If you look at a graph of the client and server showing the number of bytes sent by each, you can see that even the keys we used with small values sent an explosive amount of data to the target:

View the graph in CloudShark

Quickly getting out of hand

Here’s a graph of the full attack. By the time we get to the largest values, the difference is so drastic you cannot even see the size of the client requests: 

View the graph in CloudShark

Lastly, if you use the CloudShark Protocol Conversations tool, you can see the raw numbers. In this case we see 4.4 MB of UDP DDoS traffic created with only 1.6 KB of requests. That’s what they mean by amplification!

https://www.cloudshark.org/analysis/fe845cf4d01b/conversations?ladder=false

What can I do about it?

If you’re deploying memcached in your own infrastructure, it’s very important to pay attention to the default settings on any deployment so that you do not become a participant in one of these DDoS attacks. Especially make sure that anything you’ve set up in development gets locked down before you put it into production.

Here’s some takeaways:

  • According to Cloudflare, shodan.io reports over 88,000 misconfigured servers.
  • While it may not directly affect you, don’t contribute to the bad guys attacking other people!
  • If you’re running memcached on your infrastructure, you should carefully check your configuration.
  • The best way to lock it down is to disable UDP and only listen on localhost. Our friends at Digital Ocean have a great guide covering this.
  • You should also check your own servers for open ports using something like nmap and tune your firewall accordingly.
  • If your memcached instance is exposed, it is trivial for someone to flush all the records, which invalidates the entire point of memcached! It’s probably a good idea to make sure this isn’t exposed regardless of this particular exploit.
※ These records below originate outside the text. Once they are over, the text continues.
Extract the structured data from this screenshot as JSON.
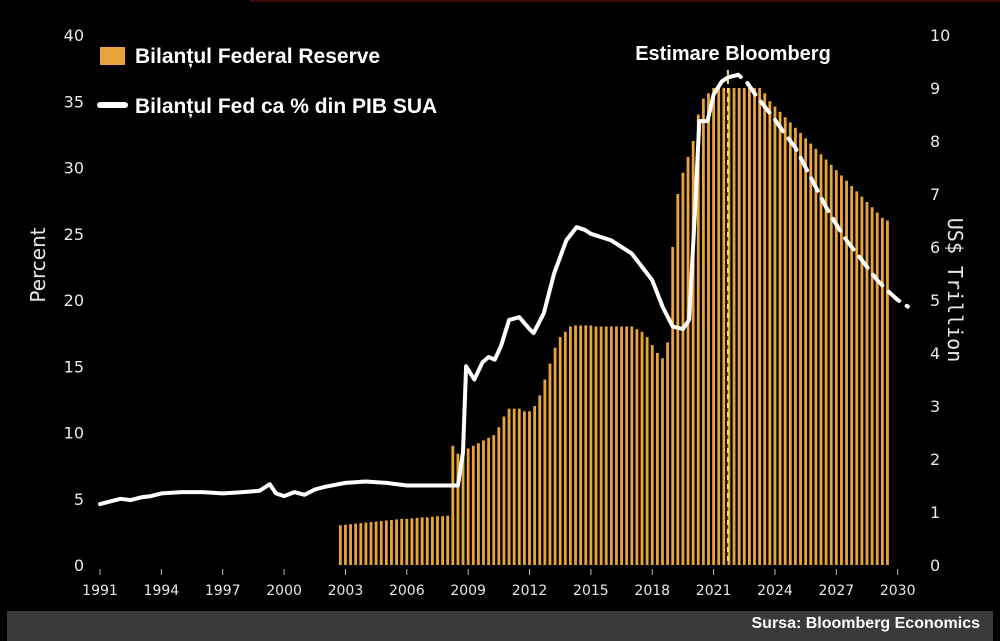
{
  "chart_data": {
    "type": "bar+line",
    "legend": {
      "bars_label": "Bilanțul Federal Reserve",
      "line_label": "Bilanțul Fed ca % din PIB SUA"
    },
    "annotation": "Estimare Bloomberg",
    "source": "Sursa: Bloomberg Economics",
    "y_left": {
      "label": "Percent",
      "range": [
        0,
        40
      ],
      "ticks": [
        "0",
        "5",
        "10",
        "15",
        "20",
        "25",
        "30",
        "35",
        "40"
      ]
    },
    "y_right": {
      "label": "US$ Trillion",
      "range": [
        0,
        10
      ],
      "ticks": [
        "0",
        "1",
        "2",
        "3",
        "4",
        "5",
        "6",
        "7",
        "8",
        "9",
        "10"
      ]
    },
    "x_axis": {
      "range": [
        1991,
        2030.7
      ],
      "ticks": [
        "1991",
        "1994",
        "1997",
        "2000",
        "2003",
        "2006",
        "2009",
        "2012",
        "2015",
        "2018",
        "2021",
        "2024",
        "2027",
        "2030"
      ]
    },
    "forecast_start": 2021.7,
    "colors": {
      "bars": "#e8a33a",
      "line": "#ffffff",
      "background": "#000000",
      "forecast_marker": "#f0d8a8"
    },
    "bars_trillion": {
      "start_year": 2002.75,
      "step_years": 0.25,
      "values": [
        0.75,
        0.76,
        0.77,
        0.78,
        0.79,
        0.8,
        0.81,
        0.82,
        0.83,
        0.84,
        0.85,
        0.86,
        0.87,
        0.87,
        0.88,
        0.89,
        0.9,
        0.9,
        0.91,
        0.92,
        0.92,
        0.93,
        2.25,
        2.1,
        2.1,
        2.2,
        2.25,
        2.3,
        2.35,
        2.4,
        2.45,
        2.6,
        2.8,
        2.95,
        2.95,
        2.95,
        2.9,
        2.9,
        3.0,
        3.2,
        3.5,
        3.8,
        4.1,
        4.3,
        4.4,
        4.5,
        4.52,
        4.52,
        4.52,
        4.52,
        4.5,
        4.5,
        4.5,
        4.5,
        4.5,
        4.5,
        4.5,
        4.5,
        4.45,
        4.4,
        4.3,
        4.15,
        4.0,
        3.9,
        4.2,
        6.0,
        7.0,
        7.4,
        7.7,
        8.0,
        8.5,
        8.8,
        8.9,
        9.0,
        9.0,
        9.0,
        9.0,
        9.0,
        9.0,
        9.0,
        9.0,
        9.0,
        9.0,
        8.9,
        8.75,
        8.65,
        8.55,
        8.45,
        8.35,
        8.25,
        8.15,
        8.05,
        7.95,
        7.85,
        7.75,
        7.65,
        7.55,
        7.45,
        7.35,
        7.25,
        7.15,
        7.05,
        6.95,
        6.85,
        6.75,
        6.65,
        6.55,
        6.5
      ]
    },
    "line_percent": {
      "actual": [
        [
          1991.0,
          4.6
        ],
        [
          1991.5,
          4.8
        ],
        [
          1992.0,
          5.0
        ],
        [
          1992.5,
          4.9
        ],
        [
          1993.0,
          5.1
        ],
        [
          1993.5,
          5.2
        ],
        [
          1994.0,
          5.4
        ],
        [
          1995.0,
          5.5
        ],
        [
          1996.0,
          5.5
        ],
        [
          1997.0,
          5.4
        ],
        [
          1998.0,
          5.5
        ],
        [
          1998.8,
          5.6
        ],
        [
          1999.3,
          6.1
        ],
        [
          1999.6,
          5.4
        ],
        [
          2000.0,
          5.2
        ],
        [
          2000.5,
          5.5
        ],
        [
          2001.0,
          5.3
        ],
        [
          2001.5,
          5.7
        ],
        [
          2002.0,
          5.9
        ],
        [
          2003.0,
          6.2
        ],
        [
          2004.0,
          6.3
        ],
        [
          2005.0,
          6.2
        ],
        [
          2006.0,
          6.0
        ],
        [
          2007.0,
          6.0
        ],
        [
          2008.0,
          6.0
        ],
        [
          2008.5,
          6.0
        ],
        [
          2008.75,
          8.5
        ],
        [
          2008.9,
          15.0
        ],
        [
          2009.3,
          14.0
        ],
        [
          2009.7,
          15.3
        ],
        [
          2010.0,
          15.7
        ],
        [
          2010.3,
          15.5
        ],
        [
          2010.6,
          16.5
        ],
        [
          2011.0,
          18.5
        ],
        [
          2011.5,
          18.7
        ],
        [
          2012.0,
          17.8
        ],
        [
          2012.2,
          17.5
        ],
        [
          2012.7,
          19.0
        ],
        [
          2013.2,
          22.0
        ],
        [
          2013.8,
          24.5
        ],
        [
          2014.3,
          25.5
        ],
        [
          2014.7,
          25.3
        ],
        [
          2015.0,
          25.0
        ],
        [
          2016.0,
          24.5
        ],
        [
          2017.0,
          23.5
        ],
        [
          2018.0,
          21.5
        ],
        [
          2018.5,
          19.5
        ],
        [
          2019.0,
          18.0
        ],
        [
          2019.5,
          17.8
        ],
        [
          2019.8,
          18.5
        ],
        [
          2020.1,
          27.0
        ],
        [
          2020.3,
          33.5
        ],
        [
          2020.7,
          33.5
        ],
        [
          2021.0,
          35.5
        ],
        [
          2021.4,
          36.5
        ],
        [
          2021.7,
          36.8
        ]
      ],
      "forecast": [
        [
          2021.7,
          36.8
        ],
        [
          2022.2,
          37.0
        ],
        [
          2022.6,
          36.5
        ],
        [
          2023.0,
          35.6
        ],
        [
          2023.5,
          34.6
        ],
        [
          2024.0,
          33.6
        ],
        [
          2024.5,
          32.5
        ],
        [
          2025.0,
          31.5
        ],
        [
          2025.5,
          30.0
        ],
        [
          2026.0,
          28.5
        ],
        [
          2026.5,
          27.0
        ],
        [
          2027.0,
          25.7
        ],
        [
          2027.5,
          24.5
        ],
        [
          2028.0,
          23.5
        ],
        [
          2028.5,
          22.5
        ],
        [
          2029.0,
          21.5
        ],
        [
          2029.5,
          20.7
        ],
        [
          2030.0,
          20.0
        ],
        [
          2030.5,
          19.5
        ]
      ]
    }
  }
}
For some real world evidence of this attack, it looks like the software repository site GitHub got hit by this, and has an informative incident report on it.

Is my CloudShark server affected?

CloudShark uses memcached to speed up certain pages. If you’re a CloudShark Enterprise customer, you’ve followed our best-practices guide which covers setting up memcached to run only on localhost, as well as how to configure your firewall. CloudShark.org is locked down tight.